2016-11-02_131027-small

  • Saw 3 notices – two on western slope, one on eastern. All mentioned Imazapyr (Polaris, Stalker) for use on blackberry.

2016-11-02_135834-small

  • Saw an NRD staff person as he pulled up to the top of the mountain in the truck. He said they were daubing (not spraying) cotoneaster and blackberries. The notices didn’t mention cotoneaster.

2016-11-02_mtd-cutting-eucalyptus-herbicide

  • Saw another NRD staff person on the western side, just where the vegetation changes from grass/brush to trees.
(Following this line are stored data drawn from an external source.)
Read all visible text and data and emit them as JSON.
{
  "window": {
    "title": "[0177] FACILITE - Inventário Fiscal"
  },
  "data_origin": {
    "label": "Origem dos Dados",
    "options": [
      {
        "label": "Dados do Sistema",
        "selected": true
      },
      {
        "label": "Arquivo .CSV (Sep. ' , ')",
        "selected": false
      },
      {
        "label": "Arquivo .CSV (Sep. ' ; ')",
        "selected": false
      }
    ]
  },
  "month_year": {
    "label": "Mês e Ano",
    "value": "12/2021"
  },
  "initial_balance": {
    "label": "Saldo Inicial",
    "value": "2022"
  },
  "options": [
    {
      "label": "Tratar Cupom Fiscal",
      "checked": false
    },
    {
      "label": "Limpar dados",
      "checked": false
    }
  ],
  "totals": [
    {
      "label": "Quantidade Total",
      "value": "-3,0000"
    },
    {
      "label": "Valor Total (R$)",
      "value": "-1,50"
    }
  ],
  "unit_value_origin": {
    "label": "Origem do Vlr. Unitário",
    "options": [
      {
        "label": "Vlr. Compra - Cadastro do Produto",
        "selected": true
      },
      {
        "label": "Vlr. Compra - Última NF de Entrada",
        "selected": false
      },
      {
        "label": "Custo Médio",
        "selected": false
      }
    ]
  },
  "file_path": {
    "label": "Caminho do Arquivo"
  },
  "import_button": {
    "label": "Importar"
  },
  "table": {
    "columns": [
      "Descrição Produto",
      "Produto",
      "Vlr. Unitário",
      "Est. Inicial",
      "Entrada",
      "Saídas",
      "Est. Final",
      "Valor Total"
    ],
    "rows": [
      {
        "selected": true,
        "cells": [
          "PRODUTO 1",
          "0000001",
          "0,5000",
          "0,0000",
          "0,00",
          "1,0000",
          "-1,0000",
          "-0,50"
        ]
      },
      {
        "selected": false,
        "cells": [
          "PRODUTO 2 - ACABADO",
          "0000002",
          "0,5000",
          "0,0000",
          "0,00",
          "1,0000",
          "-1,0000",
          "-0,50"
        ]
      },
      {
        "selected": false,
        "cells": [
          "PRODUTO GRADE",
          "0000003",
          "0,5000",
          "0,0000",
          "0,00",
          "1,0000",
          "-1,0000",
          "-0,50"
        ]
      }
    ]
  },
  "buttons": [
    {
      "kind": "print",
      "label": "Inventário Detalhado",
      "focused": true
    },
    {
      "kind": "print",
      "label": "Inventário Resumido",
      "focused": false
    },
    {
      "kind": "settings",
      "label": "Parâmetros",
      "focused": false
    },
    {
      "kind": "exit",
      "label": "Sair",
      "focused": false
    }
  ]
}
He was cutting down “a nice-looking small (but over 15 feet tall) eucalyptus tree and applying herbicides to the stump.” He said he was protecting 1000 year old biodiversity by cutting the tree to prevent it from shading the “important” plants.

    “He may have cut more trees,” the observers noted, “But we had to leave and didn’t see how many.”  The notices didn’t mention eucalyptus.

So the notices are incomplete, at best. This one didn’t mention cotoneaster, though the NRD employee said it was being targeted. What the observers actually saw was eucalyptus being cut down, also not mentioned. And unless the herbicide being put on the stump was imazapyr – unusual in this application – then the notices  also omitted the actual herbicide used – generally Roundup or Garlon.

Since the notices and the pesticide use reports are the only primary information source, if these are corrupted, then there is actually no accurate record available.